We have studied the impact of deficiency of the complement system on the progression and control of the erythrocyte stages of the malarial parasite Plasmodium chabaudi chabaudi. C1q-deficient mice and factor B- and C2-deficient mice, deficient in the classical complement pathway and in both the alternative and classical complement activation pathways, respectively, exhibited only a slight delay in the resolution of the acute phase of parasitemia. Complement-deficient mice showed a transiently elevated level of gamma interferon (IFN-gamma) in the plasma at the time of the acute parasitemia compared with that of wild-type mice. Although there was a trend for increased precursor frequencies in CD4(+) T cells from C1q-deficient mice producing IFN-gamma in response to malarial antigens in vitro, intracellular cytokine staining of spleen cells ex vivo showed no difference in the numbers of IFN-gamma(+) splenic CD4(+) and CD8(+) cells. In contrast, C1q-deficient animals were significantly more susceptible to a second challenge with the same parasite. C1q-deficient animals showed a reduced level of anti-malarial immunoglobulin G2a (IgG2a) antibody 100 days after primary infection. However, following a significantly higher parasitemia, C1q-deficient mice had increased levels of IgM and IgG2a anti-malarial antibodies. In summary, this study indicates that while complement plays only a minor role in the control of the acute phase of parasitemia of a primary infection, it does contribute to parasite control in reinfection.

FIG. 1

Acute-phase parasitemia in complement-deficient and wild-type mice. Although parasitemias were essentially similar during the initial days of infection in C1qa^−/− (open circles) and wild-type (solid circles) mice, the peak of infection was slightly delayed in the C1qa^−/− animals, resulting in a delay in crisis (P < 0.05 [∗] at day 10). H2-Bf/C2^−/− mice (open squares) had parasitemias similar to those in C1qa^−/− animals. The error bars indicate the SEM.

FIG. 2

C1qa^−/− mice suffer from a more severe secondary infection. Six days after secondary infection, all of the wild-type (solid circles; n = 11) and C1qa^−/− (open circles; n = 9) animals had detectable parasitemias (>0.01%). The percentage of blood cells that were parasitized was significantly greater at this point in the C1qa^−/− mice (P < 0.05 [∗]; Student's t test on log-transformed data). The error bars indicate the SEM.

FIG. 3

Anti-malaria specific antibodies in C1qa^−/− and wild-type mice. Throughout the primary infection, antibody responses in C1qa^−/− mice (open bars) were not significantly different from those in the wild-type controls (solid bars).
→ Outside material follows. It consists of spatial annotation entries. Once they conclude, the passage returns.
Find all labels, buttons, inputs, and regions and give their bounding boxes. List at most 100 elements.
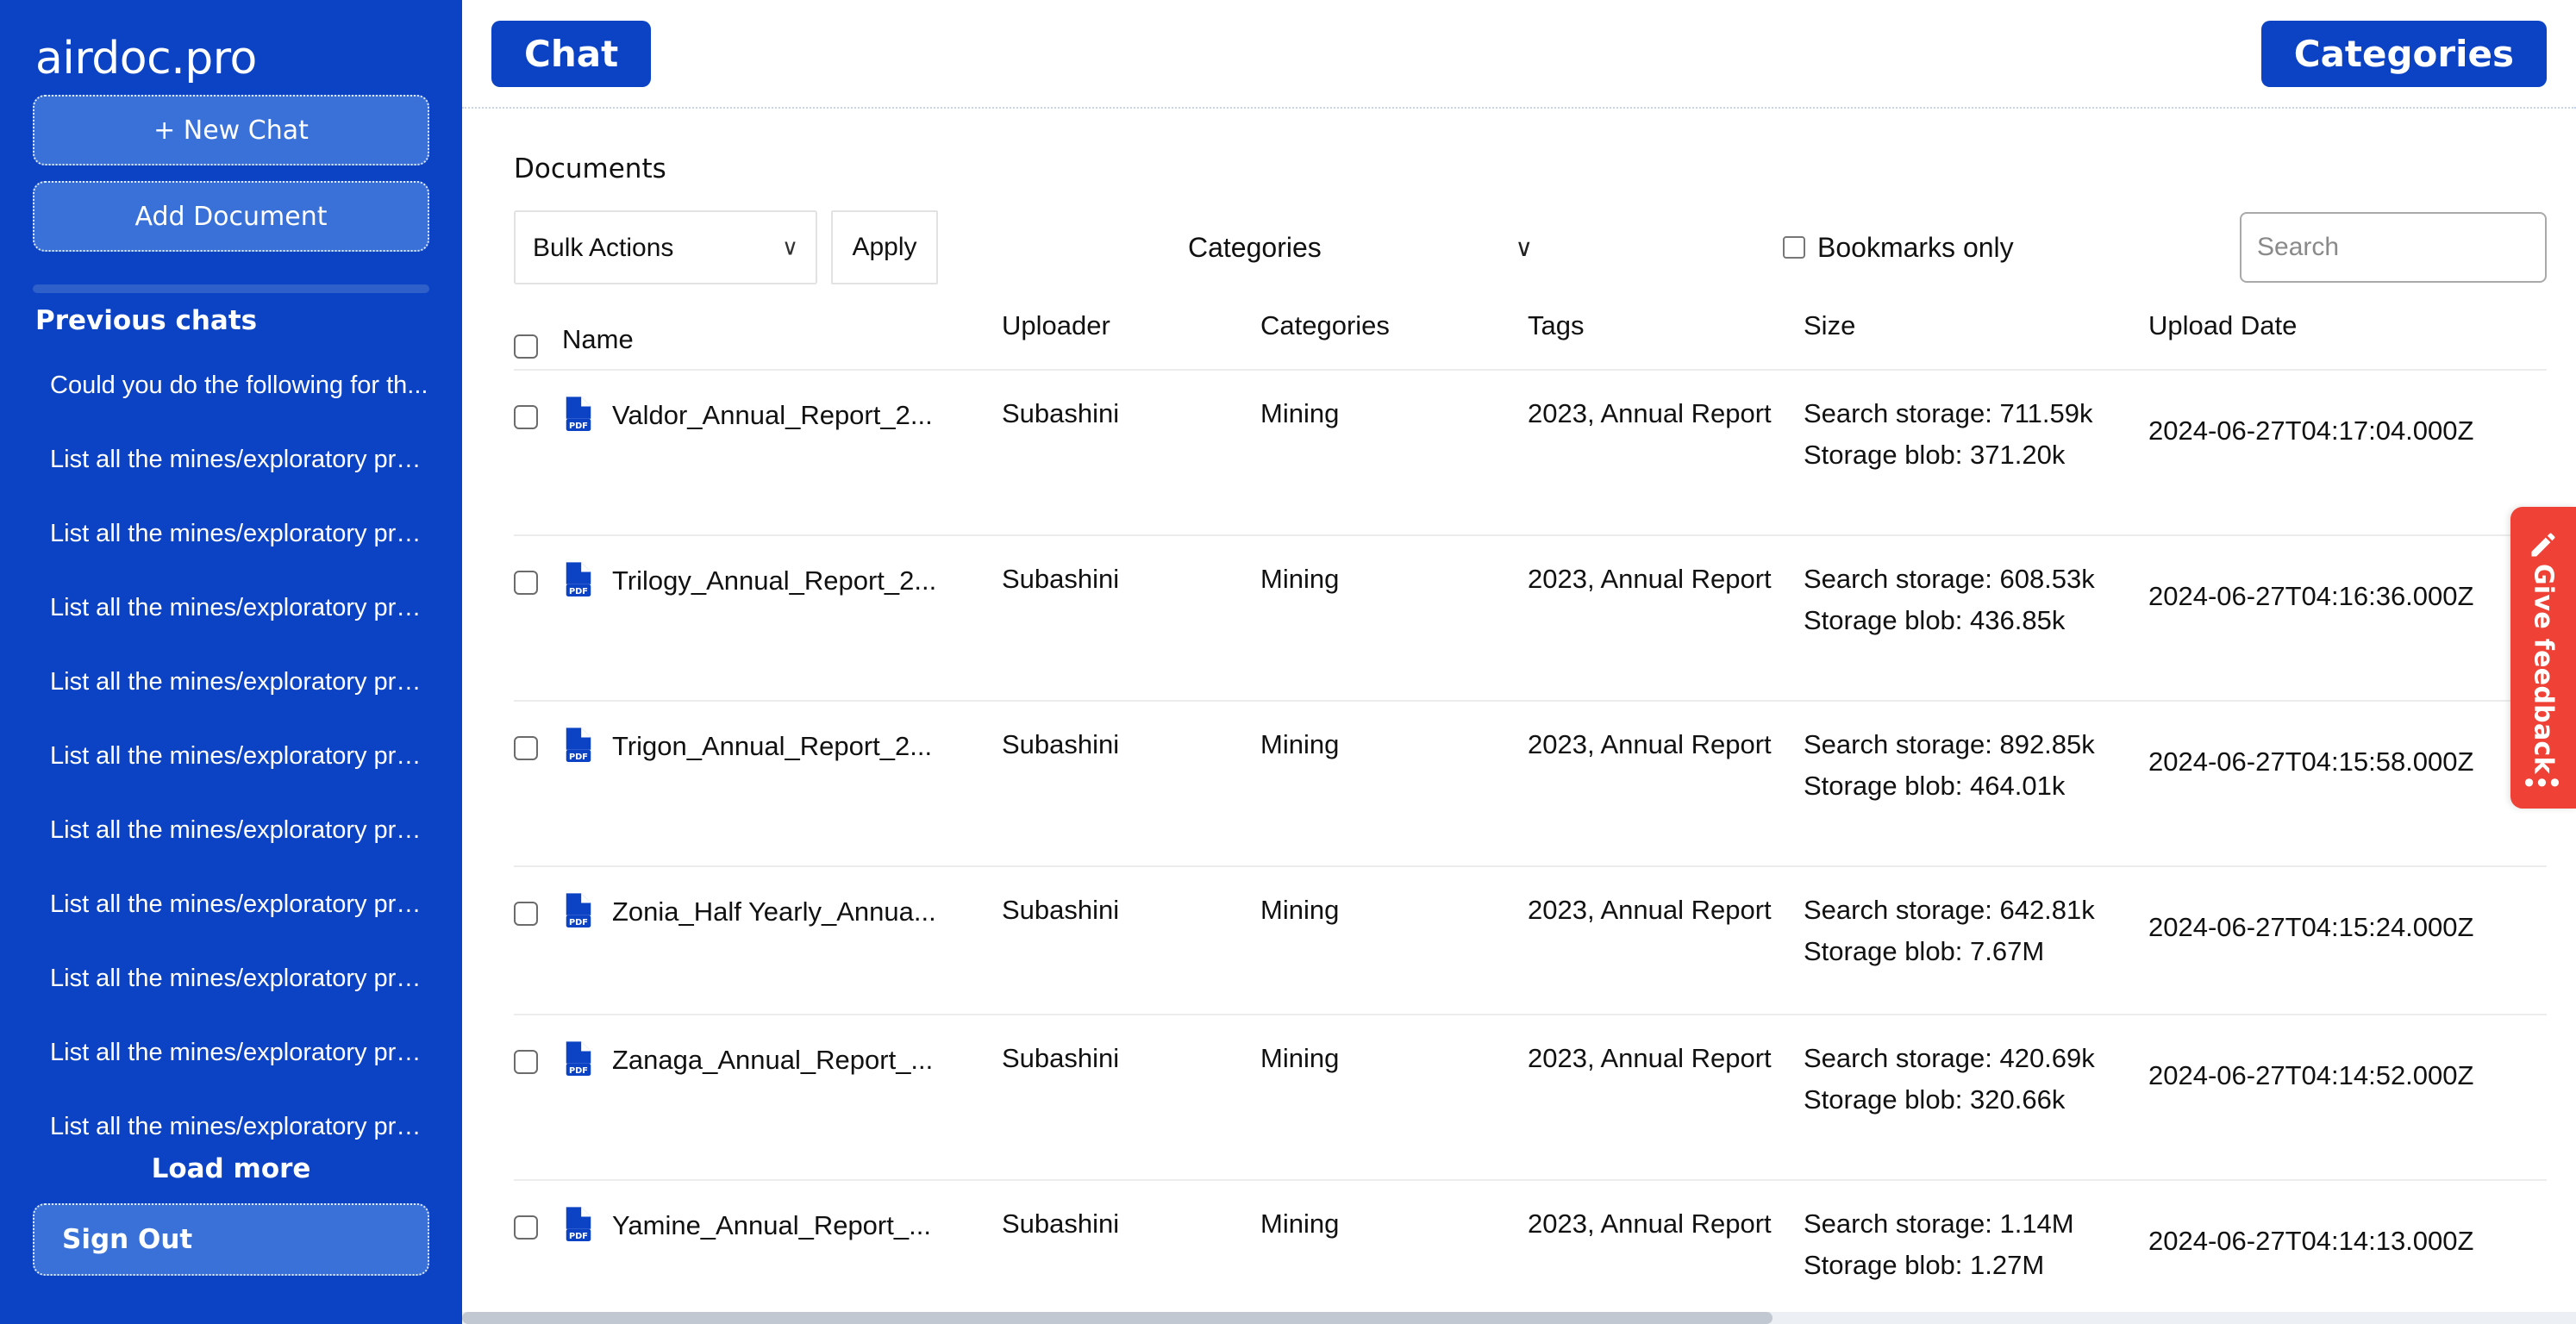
row-size: Search storage: 892.85k Storage blob: 46… bbox=[1804, 724, 2148, 807]
tab-chat[interactable]: Chat bbox=[491, 20, 652, 87]
select-all-checkbox[interactable] bbox=[514, 334, 538, 359]
row-name-cell: PDF Trilogy_Annual_Report_2... bbox=[562, 559, 1002, 602]
row-name-cell: PDF Zanaga_Annual_Report_... bbox=[562, 1038, 1002, 1081]
give-feedback-tab[interactable]: Give feedback ••• bbox=[2510, 507, 2576, 809]
sidebar: airdoc.pro + New Chat Add Document Previ… bbox=[0, 0, 462, 1324]
brand-logo: airdoc.pro bbox=[35, 33, 257, 84]
table-row[interactable]: PDF Zanaga_Annual_Report_... Subashini M… bbox=[514, 1014, 2547, 1179]
row-size: Search storage: 608.53k Storage blob: 43… bbox=[1804, 559, 2148, 641]
bookmarks-only-toggle[interactable]: Bookmarks only bbox=[1783, 232, 2014, 264]
table-row[interactable]: PDF Trilogy_Annual_Report_2... Subashini… bbox=[514, 534, 2547, 700]
row-upload-date: 2024-06-27T04:15:24.000Z bbox=[2148, 912, 2474, 942]
svg-text:PDF: PDF bbox=[569, 918, 588, 927]
document-name[interactable]: Trigon_Annual_Report_2... bbox=[612, 724, 932, 767]
row-upload-date: 2024-06-27T04:14:13.000Z bbox=[2148, 1226, 2474, 1256]
add-document-button[interactable]: Add Document bbox=[33, 181, 429, 253]
header-cell-upload-date[interactable]: Upload Date bbox=[2148, 310, 2547, 341]
table-row[interactable]: PDF Trigon_Annual_Report_2... Subashini … bbox=[514, 700, 2547, 865]
sign-out-button[interactable]: Sign Out bbox=[33, 1203, 429, 1277]
load-more-button[interactable]: Load more bbox=[33, 1145, 429, 1203]
row-storage-blob: Storage blob: 371.20k bbox=[1804, 440, 2066, 471]
header-cell-tags[interactable]: Tags bbox=[1528, 310, 1804, 341]
row-name-cell: PDF Zonia_Half Yearly_Annua... bbox=[562, 890, 1002, 933]
row-tags: 2023, Annual Report bbox=[1528, 895, 1772, 925]
row-storage-blob: Storage blob: 320.66k bbox=[1804, 1084, 2066, 1115]
row-categories: Mining bbox=[1260, 1043, 1340, 1073]
feedback-more-icon[interactable]: ••• bbox=[2524, 769, 2563, 797]
bulk-actions-wrapper: Bulk Actions ∨ bbox=[514, 210, 817, 284]
row-categories: Mining bbox=[1260, 895, 1340, 925]
bookmarks-checkbox[interactable] bbox=[1783, 236, 1805, 259]
row-search-storage: Search storage: 608.53k bbox=[1804, 564, 2095, 594]
svg-text:PDF: PDF bbox=[569, 587, 588, 596]
row-checkbox[interactable] bbox=[514, 405, 538, 429]
row-uploader: Subashini bbox=[1002, 398, 1120, 428]
apply-button[interactable]: Apply bbox=[831, 210, 938, 284]
header-cell-name[interactable]: Name bbox=[562, 310, 1002, 355]
sidebar-footer: Load more Sign Out bbox=[33, 1145, 429, 1324]
pdf-icon: PDF bbox=[566, 728, 591, 762]
row-search-storage: Search storage: 420.69k bbox=[1804, 1043, 2095, 1073]
categories-filter-dropdown[interactable]: Categories ∨ bbox=[1188, 232, 1533, 264]
row-upload-date: 2024-06-27T04:15:58.000Z bbox=[2148, 746, 2474, 777]
svg-text:PDF: PDF bbox=[569, 753, 588, 762]
document-name[interactable]: Yamine_Annual_Report_... bbox=[612, 1203, 931, 1246]
horizontal-scrollbar[interactable] bbox=[462, 1312, 2576, 1324]
row-name-cell: PDF Trigon_Annual_Report_2... bbox=[562, 724, 1002, 767]
chevron-down-icon: ∨ bbox=[1515, 234, 1534, 261]
chat-list-item[interactable]: List all the mines/exploratory pro... bbox=[33, 571, 429, 645]
row-uploader: Subashini bbox=[1002, 1208, 1120, 1239]
chat-list-item[interactable]: List all the mines/exploratory pro... bbox=[33, 422, 429, 496]
table-row[interactable]: PDF Valdor_Annual_Report_2... Subashini … bbox=[514, 369, 2547, 534]
select-all-cell bbox=[514, 310, 562, 363]
chat-list-item[interactable]: List all the mines/exploratory pro... bbox=[33, 941, 429, 1015]
row-select-cell bbox=[514, 1038, 562, 1078]
row-search-storage: Search storage: 711.59k bbox=[1804, 398, 2093, 428]
document-name[interactable]: Valdor_Annual_Report_2... bbox=[612, 393, 933, 436]
tab-categories[interactable]: Categories bbox=[2260, 20, 2547, 87]
search-input[interactable] bbox=[2240, 212, 2547, 283]
row-upload-date: 2024-06-27T04:16:36.000Z bbox=[2148, 581, 2474, 611]
bookmarks-only-label: Bookmarks only bbox=[1817, 231, 2014, 263]
chat-list-item[interactable]: List all the mines/exploratory pro... bbox=[33, 1015, 429, 1090]
chat-list-item[interactable]: List all the mines/exploratory pro... bbox=[33, 867, 429, 941]
document-name[interactable]: Trilogy_Annual_Report_2... bbox=[612, 559, 936, 602]
row-checkbox[interactable] bbox=[514, 736, 538, 760]
pdf-icon: PDF bbox=[566, 1041, 591, 1076]
scrollbar-thumb[interactable] bbox=[462, 1312, 1773, 1324]
svg-text:PDF: PDF bbox=[569, 1066, 588, 1076]
chat-list-item[interactable]: List all the mines/exploratory pro... bbox=[33, 1090, 429, 1145]
row-categories: Mining bbox=[1260, 1208, 1340, 1239]
row-storage-blob: Storage blob: 7.67M bbox=[1804, 936, 2045, 967]
table-row[interactable]: PDF Yamine_Annual_Report_... Subashini M… bbox=[514, 1179, 2547, 1324]
top-bar: Chat Categories bbox=[462, 0, 2576, 109]
chat-list-item[interactable]: List all the mines/exploratory pro... bbox=[33, 793, 429, 867]
row-size: Search storage: 1.14M Storage blob: 1.27… bbox=[1804, 1203, 2148, 1286]
row-uploader: Subashini bbox=[1002, 729, 1120, 759]
new-chat-button[interactable]: + New Chat bbox=[33, 95, 429, 166]
row-checkbox[interactable] bbox=[514, 571, 538, 595]
bulk-actions-select[interactable]: Bulk Actions bbox=[514, 210, 817, 284]
chat-list-item[interactable]: List all the mines/exploratory pro... bbox=[33, 645, 429, 719]
header-cell-size[interactable]: Size bbox=[1804, 310, 2148, 341]
row-checkbox[interactable] bbox=[514, 1215, 538, 1240]
document-name[interactable]: Zonia_Half Yearly_Annua... bbox=[612, 890, 936, 933]
row-storage-blob: Storage blob: 464.01k bbox=[1804, 771, 2066, 802]
row-checkbox[interactable] bbox=[514, 902, 538, 926]
row-storage-blob: Storage blob: 1.27M bbox=[1804, 1250, 2045, 1281]
row-select-cell bbox=[514, 559, 562, 599]
header-cell-categories[interactable]: Categories bbox=[1260, 310, 1528, 341]
chat-list-item[interactable]: List all the mines/exploratory pro... bbox=[33, 719, 429, 793]
main-panel: Chat Categories Documents Bulk Actions ∨… bbox=[462, 0, 2576, 1324]
previous-chats-heading: Previous chats bbox=[35, 305, 258, 337]
give-feedback-label: Give feedback bbox=[2528, 564, 2559, 775]
chat-list-item[interactable]: Could you do the following for th... bbox=[33, 348, 429, 422]
chat-list-item[interactable]: List all the mines/exploratory pro... bbox=[33, 496, 429, 571]
page-title: Documents bbox=[514, 153, 666, 184]
documents-table: Name Uploader Categories Tags Size Uploa… bbox=[491, 295, 2547, 1324]
header-cell-uploader[interactable]: Uploader bbox=[1002, 310, 1260, 341]
table-row[interactable]: PDF Zonia_Half Yearly_Annua... Subashini… bbox=[514, 865, 2547, 1014]
document-name[interactable]: Zanaga_Annual_Report_... bbox=[612, 1038, 933, 1081]
row-checkbox[interactable] bbox=[514, 1050, 538, 1074]
row-categories: Mining bbox=[1260, 564, 1340, 594]
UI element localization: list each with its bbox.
Prior to secondary infection (day 100), the C1qa^−/− mice (n = 5) exhibited a lower level of IgG2a anti-malarial antibodies than the wild-type mice (n = 5) (P < 0.01 [∗∗]; Mann-Whitney test). The mice were reinfected on day 102 (indicated by arrows), and antibody levels were measured on day 120 (the antibody titers for day 120 correspond to the second y axis because of significant increases in serum titers at this time). After the second challenge, the C1qa^−/− animals (n = 9) had significantly greater levels of IgM (P < 0.05 [∗]; Mann-Whitney test) and IgG2a (P < 0.05; Mann-Whitney test) than the wild-type mice (n = 11). Anti-malarial IgG1, IgG2b, and IgG3 titers were similar in C1qa^−/− and wild-type mice throughout the infection (data not shown). The data shown correspond to means + SEM (n = 5 to 11 at each time point).

FIG. 4

(A) Scatter plot showing the circulating quantities of IFN-γ during the acute phase of infection. In the infected wild-type mice (solid circles), IFN-γ was detected only at the peak of parasitemia (days 7 to 9); however, in the C1qa^−/− mice (open circles), IFN-γ was detectable much earlier in the infection and the levels were significantly higher on days 5, 7, and 9 (P < 0.01, [∗∗], P < 0.01, and P < 0.05 [∗], respectively; Mann-Whitney tests). ND, undetectable levels of IFN-γ in the serum. (B) H2-Bf/C2^−/− animals (open squares) exhibited kinetics in the production of IFN-γ similar to those of wild-type mice (solid circles), but the levels of protein in the serum were significantly greater in the H2-Bf/C2^−/− mice on days 6, 8, and 9 (P < 0.01, P < 0.001 [∗∗∗], and P < 0.05, respectively; Mann-Whitney tests).